One of the rulers continued in power “…until God sent Muhammad the prophet. I was told on the authority of al-Zuhri that he said Chosroes wrote to Badhan the following letter: ‘I have been told that a man of the Quraysh has come forth in Mecca asserting that he is a prophet.’”1 Muhammad grew up in the “brackish settlement” of Mecca, as Muhammad ibn Abd Allah.2 His father, allegedly, died before he was born. Then, to make matters worse, when Muhammad was only six years old, his mother died, leaving him an orphan.

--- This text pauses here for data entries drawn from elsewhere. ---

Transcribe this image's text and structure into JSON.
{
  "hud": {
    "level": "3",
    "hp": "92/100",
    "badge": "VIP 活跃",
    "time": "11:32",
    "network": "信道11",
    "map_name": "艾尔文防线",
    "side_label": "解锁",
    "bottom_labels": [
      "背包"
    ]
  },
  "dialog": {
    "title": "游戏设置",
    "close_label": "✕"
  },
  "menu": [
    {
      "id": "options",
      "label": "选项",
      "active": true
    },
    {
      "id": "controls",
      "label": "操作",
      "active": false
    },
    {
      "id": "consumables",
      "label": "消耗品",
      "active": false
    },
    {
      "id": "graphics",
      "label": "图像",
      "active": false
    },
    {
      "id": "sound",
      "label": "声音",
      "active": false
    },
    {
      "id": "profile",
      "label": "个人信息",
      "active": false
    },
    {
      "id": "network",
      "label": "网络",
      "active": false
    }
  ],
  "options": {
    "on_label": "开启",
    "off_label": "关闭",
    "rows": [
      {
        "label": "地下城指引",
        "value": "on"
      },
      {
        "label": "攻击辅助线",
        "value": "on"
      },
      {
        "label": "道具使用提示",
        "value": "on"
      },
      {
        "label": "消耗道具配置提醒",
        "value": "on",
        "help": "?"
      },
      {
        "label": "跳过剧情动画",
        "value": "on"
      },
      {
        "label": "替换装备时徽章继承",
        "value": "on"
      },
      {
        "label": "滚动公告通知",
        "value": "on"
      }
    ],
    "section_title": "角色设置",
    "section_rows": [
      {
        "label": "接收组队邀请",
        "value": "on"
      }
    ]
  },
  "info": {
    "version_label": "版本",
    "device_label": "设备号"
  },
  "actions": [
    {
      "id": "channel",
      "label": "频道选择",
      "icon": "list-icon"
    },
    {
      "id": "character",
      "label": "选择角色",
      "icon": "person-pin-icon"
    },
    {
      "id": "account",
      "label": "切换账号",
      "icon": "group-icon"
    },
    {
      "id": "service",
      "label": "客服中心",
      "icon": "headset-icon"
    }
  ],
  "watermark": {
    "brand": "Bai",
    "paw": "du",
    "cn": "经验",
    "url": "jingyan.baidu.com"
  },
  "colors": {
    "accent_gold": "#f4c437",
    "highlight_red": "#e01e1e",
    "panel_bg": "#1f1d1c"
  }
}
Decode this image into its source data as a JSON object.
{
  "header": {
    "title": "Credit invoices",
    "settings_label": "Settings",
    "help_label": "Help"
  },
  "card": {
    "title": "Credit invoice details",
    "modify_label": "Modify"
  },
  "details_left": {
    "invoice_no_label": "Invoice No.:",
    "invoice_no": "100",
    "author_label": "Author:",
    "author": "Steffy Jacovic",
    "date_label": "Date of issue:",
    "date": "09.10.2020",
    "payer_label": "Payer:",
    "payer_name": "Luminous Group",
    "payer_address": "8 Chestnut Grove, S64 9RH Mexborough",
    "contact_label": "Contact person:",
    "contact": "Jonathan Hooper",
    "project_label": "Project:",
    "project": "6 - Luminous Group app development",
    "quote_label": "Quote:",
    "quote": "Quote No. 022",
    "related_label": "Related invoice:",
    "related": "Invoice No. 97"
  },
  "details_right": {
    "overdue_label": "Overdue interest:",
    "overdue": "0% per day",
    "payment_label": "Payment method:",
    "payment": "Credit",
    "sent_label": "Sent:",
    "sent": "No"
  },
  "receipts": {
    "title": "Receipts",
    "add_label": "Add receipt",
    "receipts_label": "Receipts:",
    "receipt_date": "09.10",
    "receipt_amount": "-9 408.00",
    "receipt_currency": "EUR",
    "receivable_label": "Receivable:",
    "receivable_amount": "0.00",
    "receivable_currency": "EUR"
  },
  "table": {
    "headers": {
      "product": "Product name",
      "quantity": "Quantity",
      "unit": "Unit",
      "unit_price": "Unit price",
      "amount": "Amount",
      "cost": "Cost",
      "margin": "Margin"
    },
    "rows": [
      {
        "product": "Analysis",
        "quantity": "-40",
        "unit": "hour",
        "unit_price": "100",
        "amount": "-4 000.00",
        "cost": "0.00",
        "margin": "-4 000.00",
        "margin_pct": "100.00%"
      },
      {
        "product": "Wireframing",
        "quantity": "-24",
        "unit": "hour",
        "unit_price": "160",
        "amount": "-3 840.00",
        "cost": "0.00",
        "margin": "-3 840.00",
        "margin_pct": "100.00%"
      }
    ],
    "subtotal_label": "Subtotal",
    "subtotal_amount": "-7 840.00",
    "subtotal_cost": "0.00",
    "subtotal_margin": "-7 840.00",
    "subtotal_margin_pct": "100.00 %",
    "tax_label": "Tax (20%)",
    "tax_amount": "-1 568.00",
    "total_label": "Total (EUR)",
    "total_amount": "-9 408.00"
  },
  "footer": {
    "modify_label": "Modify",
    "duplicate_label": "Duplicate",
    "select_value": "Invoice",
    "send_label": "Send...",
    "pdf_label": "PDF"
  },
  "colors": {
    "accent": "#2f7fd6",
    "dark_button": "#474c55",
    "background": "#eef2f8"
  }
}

He became a shepherd and worked for his uncle. This left Muhammad in a difficult place until he became a camel driver for caravans up until about age 40. He also struggled with poverty for much of this time. Muhammad’s life was to end in triumph, however—even though it had begun with unusual sorrow. Muhammad received a vision from an angel giving him the dictum of Islam, and Ibn Ishaq recounts Muhammad’s feelings as he prepared to leave for what is now called Medina from his home city of Mecca (this journey would be called hijira).
It was “…unusual for Ibn Ishaq to give such an intimate account of Muhammad’s state of mind [where he was praying]. It indicates a moment of spiritual truth.”3 After several battles, Muhammad’s triumph over Mecca and the establishment of the Ka’ba proved to be benchmarks which cannot be underestimated, thus definitively establishing Muhammad with a sure place as a prophet in Islamic hagiography. The Prophet Muhammad faced frustration and poverty. But Muhammad message was adopted by caliphates and historians in 7th-century Arabia and beyond, who cultivated the Islamic history—indelibly etched upon the minds of Muslims everywhere and in the history books for years to come, as one of the world’s top three major religions—his triumph.
WORKS CITED Armstrong, Karen. Muhammad: A Prophet For Our Time. New York: HarperCollins Publishers, 2006. Guillaume, A. The Life of Muhammad: A Translation of Ibn Ishaq’s Sirat Rasul Allah. Oxford: Oxford University Press, 1955. Lindsay, James E. Daily Life in the Medieval Islamic World. Connecticut, USA: Greenwood Press, 2005.